2. There is, however, in the order no reference to the costs incurred by 3rd defendant in this Court or to the fact that the order of this Court, remanding the case, directed that costs before it should abide and follow the result. It is urged on the one hand that the lower Court had no choice but to give effect to this order; on the other that (1) it has used its discretion to refrain from doing so; (2) there was nothing in this Court's order by which that discretion was taken away. Reference to the lower Court's order shows that it did not mention expressly or impliedly costs in this Court and that, to judge by its tenor, only costs before itself were in its mind. This Court's decree is in a usual form and there is no reason in the present case for refusing its ordinary effect to the wording or for holding that the learned Judges concerned did not mean costs before them to be paid to the party or parties, in whose favour the litigation might end, It is said that when a litigation ends, as this has done, in the withdrawal of the plaintiff's claim, there is no 'event' which costs can abide and follow. But the authorities relied on in Myers v. Dejries (1879) 4 Ex. D. 176, Myers v. Defries (1880) 5 Ex. D. 180 : 49 L.J. Ex. 266 and Howell v. Bering (1915) 1 K.B. 54 do not support this conclusion. They relate to the effect of findings on issues and the identification of such findings with the 'event'. That ir, they involve attempts to define 'event' in a connection and for a purpose different from that now in question. Speaking more generally, however, Buckley, and Kennedy, learned Judges in the last case referred to, fully recognise that the 'event' was nothing but the outcome or result of the proceedings and there is no reason why the word should not be the description applicable to the withdrawal of a suit and its consequences with reference to Order XXIII, Civil Procedure Code. Taking this view, I hold that the lower Court ought to have given effect to this Court's order as to costs and that it did not do so.
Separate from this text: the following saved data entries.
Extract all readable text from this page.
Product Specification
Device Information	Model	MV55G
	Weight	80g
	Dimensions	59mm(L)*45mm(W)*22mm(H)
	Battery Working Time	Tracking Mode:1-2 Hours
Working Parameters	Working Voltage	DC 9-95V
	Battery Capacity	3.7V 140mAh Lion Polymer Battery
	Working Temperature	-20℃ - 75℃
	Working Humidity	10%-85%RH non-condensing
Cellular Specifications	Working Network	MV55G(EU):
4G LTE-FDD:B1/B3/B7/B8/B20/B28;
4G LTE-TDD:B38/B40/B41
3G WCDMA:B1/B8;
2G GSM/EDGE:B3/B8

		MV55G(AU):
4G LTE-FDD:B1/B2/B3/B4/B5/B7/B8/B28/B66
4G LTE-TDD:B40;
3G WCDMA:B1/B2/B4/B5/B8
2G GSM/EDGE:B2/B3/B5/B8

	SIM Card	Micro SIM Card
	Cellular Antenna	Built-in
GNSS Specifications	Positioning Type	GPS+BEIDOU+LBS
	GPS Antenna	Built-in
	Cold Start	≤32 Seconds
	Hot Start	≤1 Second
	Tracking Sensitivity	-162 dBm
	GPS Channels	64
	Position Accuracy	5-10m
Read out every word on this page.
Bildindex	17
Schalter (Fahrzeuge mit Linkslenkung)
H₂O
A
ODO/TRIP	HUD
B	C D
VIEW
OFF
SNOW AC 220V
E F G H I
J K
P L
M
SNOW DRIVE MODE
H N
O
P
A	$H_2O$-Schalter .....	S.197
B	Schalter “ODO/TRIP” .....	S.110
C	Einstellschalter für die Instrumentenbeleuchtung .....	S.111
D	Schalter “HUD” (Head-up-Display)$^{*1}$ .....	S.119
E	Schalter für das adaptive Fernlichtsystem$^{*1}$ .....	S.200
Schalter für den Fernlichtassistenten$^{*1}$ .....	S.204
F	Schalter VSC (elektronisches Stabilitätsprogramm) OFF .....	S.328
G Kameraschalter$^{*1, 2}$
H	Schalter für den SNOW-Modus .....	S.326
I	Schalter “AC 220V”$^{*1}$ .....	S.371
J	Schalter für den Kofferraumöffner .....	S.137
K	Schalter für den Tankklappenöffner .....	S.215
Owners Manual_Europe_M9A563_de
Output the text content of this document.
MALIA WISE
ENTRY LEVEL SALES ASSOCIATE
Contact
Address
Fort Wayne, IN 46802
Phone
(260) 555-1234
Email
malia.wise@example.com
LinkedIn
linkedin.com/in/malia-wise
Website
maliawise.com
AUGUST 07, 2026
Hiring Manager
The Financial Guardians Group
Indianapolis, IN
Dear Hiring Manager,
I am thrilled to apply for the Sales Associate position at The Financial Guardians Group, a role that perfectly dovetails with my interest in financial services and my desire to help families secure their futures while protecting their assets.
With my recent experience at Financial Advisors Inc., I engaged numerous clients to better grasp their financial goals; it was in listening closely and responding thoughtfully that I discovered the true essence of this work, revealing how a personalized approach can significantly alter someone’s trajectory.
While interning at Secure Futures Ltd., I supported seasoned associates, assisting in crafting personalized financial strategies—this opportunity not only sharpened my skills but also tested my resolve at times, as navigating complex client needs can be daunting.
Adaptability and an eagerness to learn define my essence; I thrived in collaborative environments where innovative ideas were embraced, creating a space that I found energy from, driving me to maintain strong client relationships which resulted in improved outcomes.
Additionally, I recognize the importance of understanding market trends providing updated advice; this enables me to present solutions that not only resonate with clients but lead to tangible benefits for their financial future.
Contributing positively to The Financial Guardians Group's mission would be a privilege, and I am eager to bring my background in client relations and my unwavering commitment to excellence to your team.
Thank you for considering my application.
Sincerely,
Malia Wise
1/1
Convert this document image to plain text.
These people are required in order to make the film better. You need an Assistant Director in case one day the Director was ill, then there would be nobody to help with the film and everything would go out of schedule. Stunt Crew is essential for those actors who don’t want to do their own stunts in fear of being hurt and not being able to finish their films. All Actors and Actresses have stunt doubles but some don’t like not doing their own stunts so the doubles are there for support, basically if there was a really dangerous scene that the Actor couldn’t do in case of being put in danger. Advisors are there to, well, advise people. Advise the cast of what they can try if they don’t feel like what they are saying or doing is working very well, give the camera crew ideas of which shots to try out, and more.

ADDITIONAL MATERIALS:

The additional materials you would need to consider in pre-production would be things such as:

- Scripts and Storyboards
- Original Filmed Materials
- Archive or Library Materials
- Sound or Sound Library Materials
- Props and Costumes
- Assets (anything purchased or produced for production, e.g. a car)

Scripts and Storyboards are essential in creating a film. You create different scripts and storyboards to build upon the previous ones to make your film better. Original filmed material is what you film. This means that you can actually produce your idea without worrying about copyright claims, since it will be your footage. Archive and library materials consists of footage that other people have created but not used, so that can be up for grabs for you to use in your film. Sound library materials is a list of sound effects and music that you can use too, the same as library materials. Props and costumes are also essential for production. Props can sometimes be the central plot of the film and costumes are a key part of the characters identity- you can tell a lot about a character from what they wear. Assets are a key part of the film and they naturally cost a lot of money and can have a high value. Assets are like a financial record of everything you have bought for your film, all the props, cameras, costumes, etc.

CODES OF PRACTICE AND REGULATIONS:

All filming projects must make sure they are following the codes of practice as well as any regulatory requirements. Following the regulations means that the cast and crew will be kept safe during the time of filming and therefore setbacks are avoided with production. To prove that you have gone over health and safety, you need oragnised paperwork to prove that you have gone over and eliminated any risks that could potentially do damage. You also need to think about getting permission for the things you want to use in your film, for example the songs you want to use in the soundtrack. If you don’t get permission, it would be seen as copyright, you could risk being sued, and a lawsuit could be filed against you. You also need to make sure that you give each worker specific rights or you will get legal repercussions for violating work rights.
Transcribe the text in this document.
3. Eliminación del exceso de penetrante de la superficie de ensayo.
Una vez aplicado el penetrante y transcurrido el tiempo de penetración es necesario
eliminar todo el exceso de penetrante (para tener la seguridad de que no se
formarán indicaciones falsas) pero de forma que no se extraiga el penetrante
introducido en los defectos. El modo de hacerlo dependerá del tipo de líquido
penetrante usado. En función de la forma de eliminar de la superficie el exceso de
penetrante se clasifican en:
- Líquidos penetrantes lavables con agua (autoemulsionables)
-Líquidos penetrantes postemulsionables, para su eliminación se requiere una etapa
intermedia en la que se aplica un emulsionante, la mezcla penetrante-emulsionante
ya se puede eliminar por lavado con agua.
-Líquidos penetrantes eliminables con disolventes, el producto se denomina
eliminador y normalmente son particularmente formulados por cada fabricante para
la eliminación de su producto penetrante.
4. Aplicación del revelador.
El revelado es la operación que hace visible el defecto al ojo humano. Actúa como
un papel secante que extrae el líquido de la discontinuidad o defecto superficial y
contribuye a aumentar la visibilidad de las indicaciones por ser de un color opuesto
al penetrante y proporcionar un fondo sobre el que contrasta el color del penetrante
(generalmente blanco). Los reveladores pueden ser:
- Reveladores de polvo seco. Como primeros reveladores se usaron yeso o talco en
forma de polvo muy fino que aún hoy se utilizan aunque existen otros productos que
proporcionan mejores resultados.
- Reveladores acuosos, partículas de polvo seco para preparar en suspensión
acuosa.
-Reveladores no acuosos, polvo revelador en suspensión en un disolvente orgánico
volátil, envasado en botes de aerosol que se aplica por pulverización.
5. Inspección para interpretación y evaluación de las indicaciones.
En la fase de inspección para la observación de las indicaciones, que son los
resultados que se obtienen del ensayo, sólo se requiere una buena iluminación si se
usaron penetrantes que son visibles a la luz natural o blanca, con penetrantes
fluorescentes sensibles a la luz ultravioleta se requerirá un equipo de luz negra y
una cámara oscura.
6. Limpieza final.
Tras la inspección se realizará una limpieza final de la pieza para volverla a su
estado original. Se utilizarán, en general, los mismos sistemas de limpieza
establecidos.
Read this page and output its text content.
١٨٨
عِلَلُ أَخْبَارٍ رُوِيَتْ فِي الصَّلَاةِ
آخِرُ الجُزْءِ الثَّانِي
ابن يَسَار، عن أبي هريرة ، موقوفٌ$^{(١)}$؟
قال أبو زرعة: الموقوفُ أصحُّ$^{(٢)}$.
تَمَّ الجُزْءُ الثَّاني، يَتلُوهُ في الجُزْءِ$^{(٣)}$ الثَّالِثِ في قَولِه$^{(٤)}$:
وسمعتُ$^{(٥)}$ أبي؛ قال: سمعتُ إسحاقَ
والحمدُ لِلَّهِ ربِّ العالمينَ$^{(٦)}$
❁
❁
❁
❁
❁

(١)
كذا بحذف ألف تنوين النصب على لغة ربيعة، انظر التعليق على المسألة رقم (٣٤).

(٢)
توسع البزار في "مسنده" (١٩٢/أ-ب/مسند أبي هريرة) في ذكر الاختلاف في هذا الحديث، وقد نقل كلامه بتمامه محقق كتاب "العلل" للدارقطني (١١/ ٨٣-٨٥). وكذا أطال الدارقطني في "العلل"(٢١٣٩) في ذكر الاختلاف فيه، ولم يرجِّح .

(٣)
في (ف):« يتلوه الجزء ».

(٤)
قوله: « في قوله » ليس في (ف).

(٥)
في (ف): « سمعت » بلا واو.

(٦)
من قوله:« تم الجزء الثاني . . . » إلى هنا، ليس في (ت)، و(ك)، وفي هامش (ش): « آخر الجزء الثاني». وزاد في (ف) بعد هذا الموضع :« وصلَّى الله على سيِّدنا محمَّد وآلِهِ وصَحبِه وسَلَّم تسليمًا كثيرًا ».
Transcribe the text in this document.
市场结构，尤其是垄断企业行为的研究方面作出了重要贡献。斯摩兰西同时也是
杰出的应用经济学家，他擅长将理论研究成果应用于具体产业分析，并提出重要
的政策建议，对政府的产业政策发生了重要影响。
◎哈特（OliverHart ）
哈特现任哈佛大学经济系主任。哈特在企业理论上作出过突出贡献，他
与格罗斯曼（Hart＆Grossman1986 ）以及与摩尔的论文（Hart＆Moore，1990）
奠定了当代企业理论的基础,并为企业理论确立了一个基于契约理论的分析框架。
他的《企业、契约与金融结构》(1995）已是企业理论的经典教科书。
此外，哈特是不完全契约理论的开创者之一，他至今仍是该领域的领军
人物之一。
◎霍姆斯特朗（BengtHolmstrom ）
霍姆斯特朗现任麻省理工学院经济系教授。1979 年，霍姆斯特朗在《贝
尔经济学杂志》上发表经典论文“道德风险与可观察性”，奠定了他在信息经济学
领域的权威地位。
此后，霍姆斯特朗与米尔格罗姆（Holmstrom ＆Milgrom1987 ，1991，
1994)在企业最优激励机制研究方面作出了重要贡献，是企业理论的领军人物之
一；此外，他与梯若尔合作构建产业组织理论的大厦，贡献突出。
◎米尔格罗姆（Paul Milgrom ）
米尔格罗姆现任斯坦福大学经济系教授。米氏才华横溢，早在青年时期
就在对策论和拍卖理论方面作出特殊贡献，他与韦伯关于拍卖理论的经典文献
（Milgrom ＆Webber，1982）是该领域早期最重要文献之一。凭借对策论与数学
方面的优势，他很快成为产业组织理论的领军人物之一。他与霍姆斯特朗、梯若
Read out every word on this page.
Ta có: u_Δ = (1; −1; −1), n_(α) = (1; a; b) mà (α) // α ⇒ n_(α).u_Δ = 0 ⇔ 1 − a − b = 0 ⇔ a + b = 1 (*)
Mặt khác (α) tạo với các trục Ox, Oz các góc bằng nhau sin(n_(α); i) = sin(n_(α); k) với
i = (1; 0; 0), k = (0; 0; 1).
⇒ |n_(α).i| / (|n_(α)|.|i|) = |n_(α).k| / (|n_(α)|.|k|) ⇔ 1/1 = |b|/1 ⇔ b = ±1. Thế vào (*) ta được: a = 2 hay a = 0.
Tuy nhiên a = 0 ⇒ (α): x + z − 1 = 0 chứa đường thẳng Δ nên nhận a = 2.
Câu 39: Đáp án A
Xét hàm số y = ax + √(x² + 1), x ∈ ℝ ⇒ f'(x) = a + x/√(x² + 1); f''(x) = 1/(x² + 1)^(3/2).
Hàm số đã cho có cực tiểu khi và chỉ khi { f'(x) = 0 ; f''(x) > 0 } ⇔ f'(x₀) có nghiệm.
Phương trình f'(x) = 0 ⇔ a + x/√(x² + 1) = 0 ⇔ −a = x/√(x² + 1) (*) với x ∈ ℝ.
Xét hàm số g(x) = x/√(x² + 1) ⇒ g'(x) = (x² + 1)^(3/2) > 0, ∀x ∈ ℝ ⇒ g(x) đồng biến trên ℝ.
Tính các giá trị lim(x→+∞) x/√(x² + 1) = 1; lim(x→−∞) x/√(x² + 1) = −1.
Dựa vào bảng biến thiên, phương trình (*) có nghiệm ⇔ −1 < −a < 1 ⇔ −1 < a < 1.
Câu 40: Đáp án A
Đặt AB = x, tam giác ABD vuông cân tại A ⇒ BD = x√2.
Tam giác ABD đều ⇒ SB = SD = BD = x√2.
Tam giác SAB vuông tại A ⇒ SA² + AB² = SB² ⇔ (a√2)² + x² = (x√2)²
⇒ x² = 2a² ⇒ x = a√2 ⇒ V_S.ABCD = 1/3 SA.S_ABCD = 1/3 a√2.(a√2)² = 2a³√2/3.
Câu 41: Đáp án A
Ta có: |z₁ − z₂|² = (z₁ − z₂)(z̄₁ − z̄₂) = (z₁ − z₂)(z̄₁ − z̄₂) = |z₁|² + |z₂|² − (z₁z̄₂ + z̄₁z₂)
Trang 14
3. It is then necessary to mention that a preliminary objection has been made, that no appeal lies. I do not deal with the objection on its merits, because in. the absence, as I hold of any attempt by the lower Court to apply itself to this part of defendants' claim, there was clearly a failure on its part to exercise jurisdiction and if there is no appeal, defendants will suffer distinct prejudice by the lower Court's order and have no remedy against it. I, therefore, decide to treat the appeal in the alternative as a revision petition and to modify the lower Court's decree by inserting in it as payable to 3rd defendant, who alone is appealing here, provision for the payment to her by plaintiffs of the costs incurred by her in this Court in Appeal Suit No. 111 of 1910, addition to the amount already awarded. Plaintiffs and 3rd defendant will pay and receive proportionate costs in these proceedings, on the basis that they are in revision and not appeal. Defendant No. 2, who has appeared here, will bear his own costs.